L'acido lattico o lattato è un prodotto che si forma nell'organismo quando il glucosio viene utilizzato in assenza di ossigeno (glicolisi anaerobica) ed è presente nel sangue, in modesta quantità anche quando un soggetto non fa alcun movimento.

La sua concentrazione si aggira nel sangue, a riposo, tra i 3 e i 22 mg/100 ml.
Il lattato comincia ad accumularsi nelle cellule muscolari a partire da esercizi di moderata intensità. Dalle cellule, lentamente, passa nel sangue dove la sua concentrazione cresce, quando l'intensità dell'esercizio supera la cosiddetta soglia aerobica.
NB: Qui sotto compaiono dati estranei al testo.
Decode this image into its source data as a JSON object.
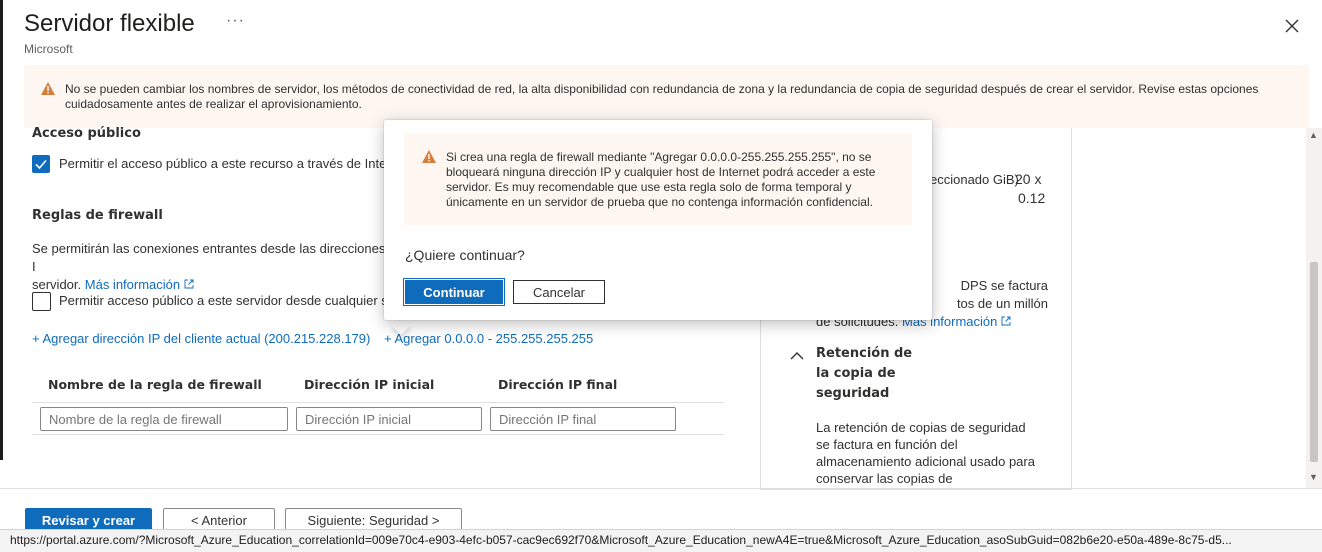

La scomparsa di lattato nel sangue dipende da 2 distinti processi: la sua utilizzazione, prevalentemente da parte del cuore e del rene, e la sua ritrasformazione per produrre glicogeno.
Poiché questi processi di utilizzazione e di riconversione a glicogeno sono molto lenti e di lieve entità, con l'aumentare dell'intensità dell'esercizio, la produzione di lattato aumenta, e così il lattato si accumula nel sangue causando un'acidosi metabolica.
Per bloccare gli effetti negativi dell'acido lattico in circolo in gran quantità si segnala l'uso del bicarbonato o la somministrazione endovenosa di aminoacidi.
Al termine di un esercizio muscolare intenso che abbia prodotto molto acido lattico è utile che l'atleti non si fermi, ma continui a muoversi facendo esercizi di modica intensità.
E' stato infatti constatato che la scomparsa di acido lattico nel sangue è più veloce, quindi il recupero è più rapido, se questi esercizi di recupero hanno un intensità pari al 30-35% della massima potenza dell'atleta.